The complaint in the instant case asserts a state-law cause of action for breach of an insurance contract and a common-law negligence claim. Diversity of citizenship among the parties does not exist because the plaintiff and KMS are citizens of the same state. See28 U.S.C. § 1332. The plaintiff does not seek relief under the Carmack Amendment, governing liability of carriers under bills of lading; moreover, the complaint does not mention a bill of lading. KMS’s assertion of a preemption defense against the negligence claim is not sufficient to establish complete preemption, absent a showing of clearly manifested congressional intent to create removal jurisdiction under the Carmack Amendment. That KMS may prevail on its preemption defense is irrelevant to the burden imposed on it to establish that removal is proper, under the complete preemption doctrine.

The Carmack Amendment, enacted in 1906, “was adopted without discussion or debate” and “no legislative history accompanied [it] .” Cleveland v.
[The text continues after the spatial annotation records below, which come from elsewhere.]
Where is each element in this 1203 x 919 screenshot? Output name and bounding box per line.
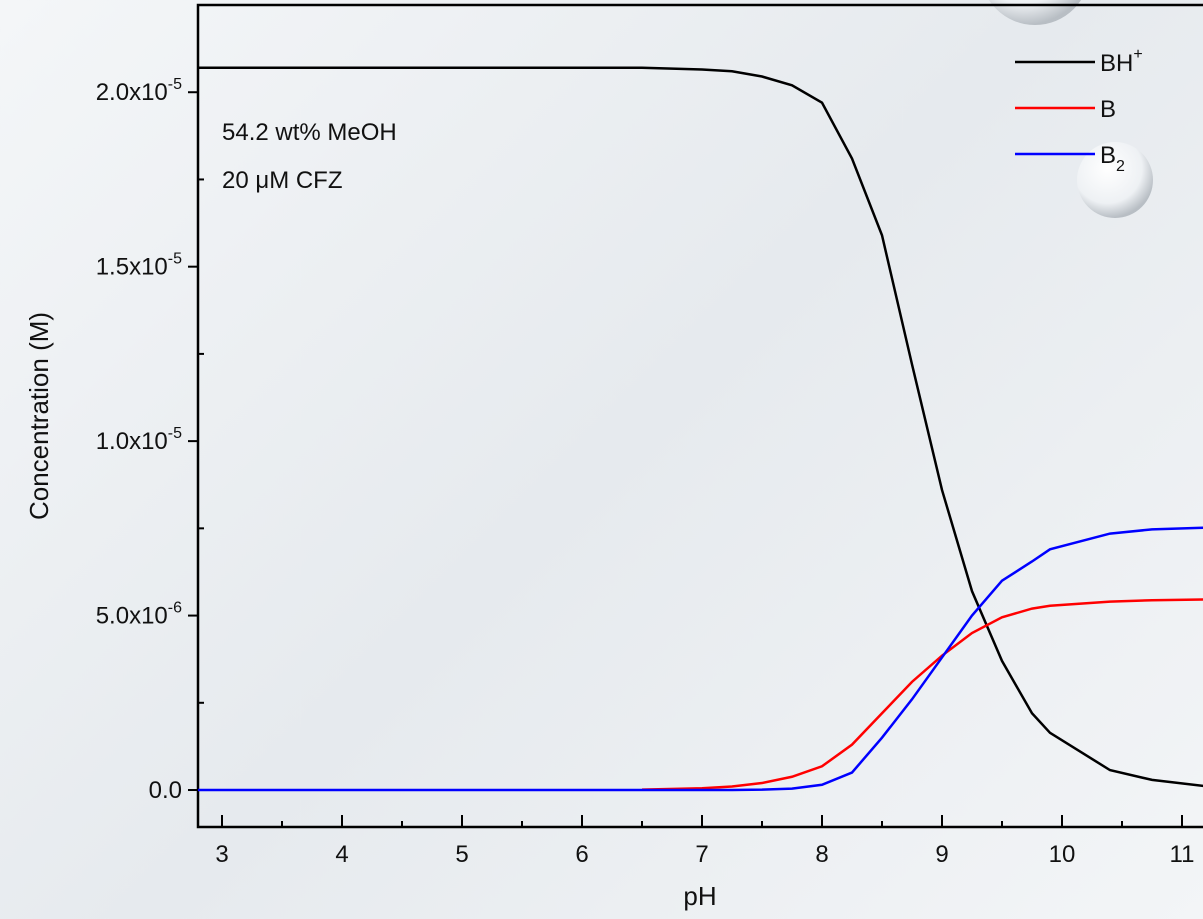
y-tick-label: 1.5x10-5 <box>96 251 182 281</box>
y-tick-label-exponent: -5 <box>168 251 182 268</box>
x-tick-label: 7 <box>695 841 708 868</box>
x-tick-label: 10 <box>1049 841 1076 868</box>
x-axis-title: pH <box>683 881 716 911</box>
y-tick-label-exponent: -5 <box>168 76 182 93</box>
y-tick-label-exponent: -6 <box>168 600 182 617</box>
legend-label-base: BH <box>1100 50 1133 77</box>
data-line <box>198 526 1203 792</box>
legend-label: BH+ <box>1100 46 1143 77</box>
x-tick-label: 11 <box>1170 841 1195 868</box>
x-tick-label: 3 <box>215 841 228 868</box>
y-axis-title: Concentration (M) <box>24 312 54 520</box>
x-tick-label: 5 <box>455 841 468 868</box>
annotation: 20 μM CFZ <box>222 167 343 194</box>
x-tick-label: 9 <box>935 841 948 868</box>
legend-label-subscript: 2 <box>1116 158 1125 175</box>
y-tick-label-base: 1.5x10 <box>96 254 168 281</box>
y-tick-label-base: 2.0x10 <box>96 79 168 106</box>
legend-label-base: B <box>1100 96 1116 123</box>
x-tick-label: 4 <box>335 841 348 868</box>
data-line <box>641 598 1203 791</box>
legend-label: B <box>1100 96 1116 123</box>
y-tick-label-exponent: -5 <box>168 425 182 442</box>
annotation: 54.2 wt% MeOH <box>222 119 397 146</box>
y-tick-label: 0.0 <box>149 777 182 804</box>
x-tick-label: 6 <box>575 841 588 868</box>
y-tick-label-base: 0.0 <box>149 777 182 804</box>
y-tick-label: 2.0x10-5 <box>96 76 182 106</box>
y-tick-label-base: 5.0x10 <box>96 603 168 630</box>
legend-label-base: B <box>1100 142 1116 169</box>
x-tick-label: 8 <box>815 841 828 868</box>
data-line <box>198 66 1203 788</box>
legend-label-superscript: + <box>1133 46 1142 63</box>
y-tick-label: 1.0x10-5 <box>96 425 182 455</box>
y-tick-label: 5.0x10-6 <box>96 600 182 630</box>
y-tick-label-base: 1.0x10 <box>96 428 168 455</box>
legend-label: B2 <box>1100 142 1125 175</box>
decor-bubble <box>1077 142 1153 218</box>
Beltman North Am. Co., Inc., 30 F.3d 373, 377 (2d Cir.1994). It provides that a civil action “may be brought in a United States district court or in a State court.”49 U.S.C. § 14706(d)(3). The purpose of the Carmack Amendment was to create a uniform rule and supersede all state laws and regulations concerning the obligations and liability of carriers transporting goods in interstate commerce. See Adams Express Co. v. Croninger, 226 U.S. 491, 504-06, 33 S.Ct. 148, 151-52 (1913). The Supreme Court explained that “this purpose will be effectuated, and not impaired or destroyed, by the state courts’ obeying and enforcing the provisions of the Federal statute where applicable to the fact in such cases as shall come before them.”Id. at 505, 33 S.Ct. at 152 (quotation omitted). The Carmack Amendment does not contain any explicit statement or other clear manifestation of Congress’ intent to make an action of this ilk removable.
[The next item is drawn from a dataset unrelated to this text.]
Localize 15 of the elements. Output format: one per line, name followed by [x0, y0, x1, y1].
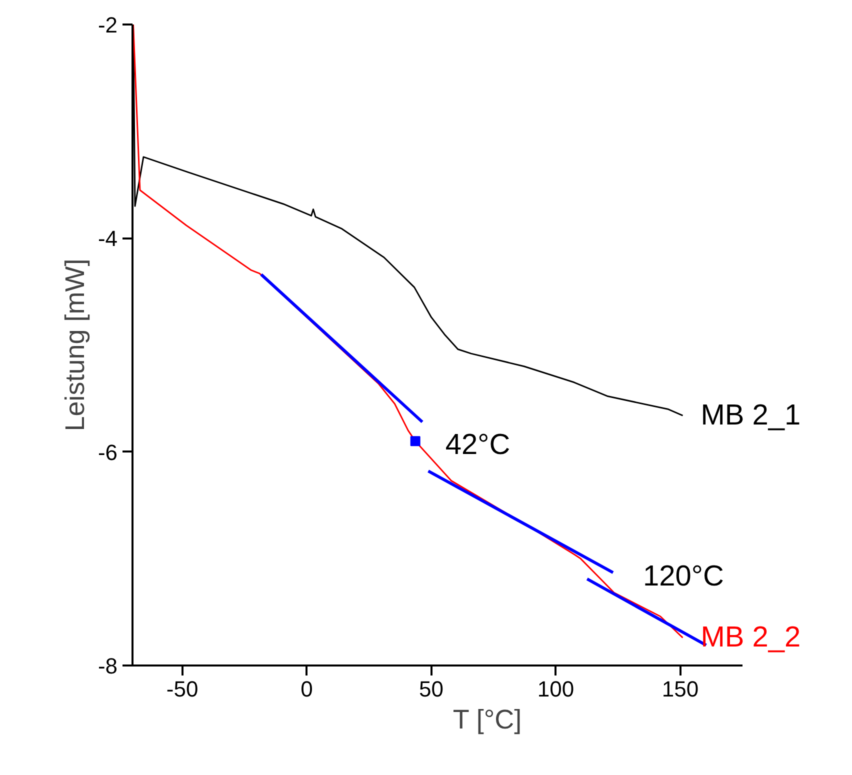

The Court finds that, absent clear congressional intent to create removal jurisdiction under the Carmack Amendment, invoking the amendment’s preemption defense is not a sufficient basis upon which to rely to remove this action from state court to federal court. Accordingly, because the defendant failed to establish a right to remove this action from state court to federal court, the action was removed to federal court improperly and is remanded to the state court from which it came. The Clerk of Court is directed to close this case on the relevant docket sheet.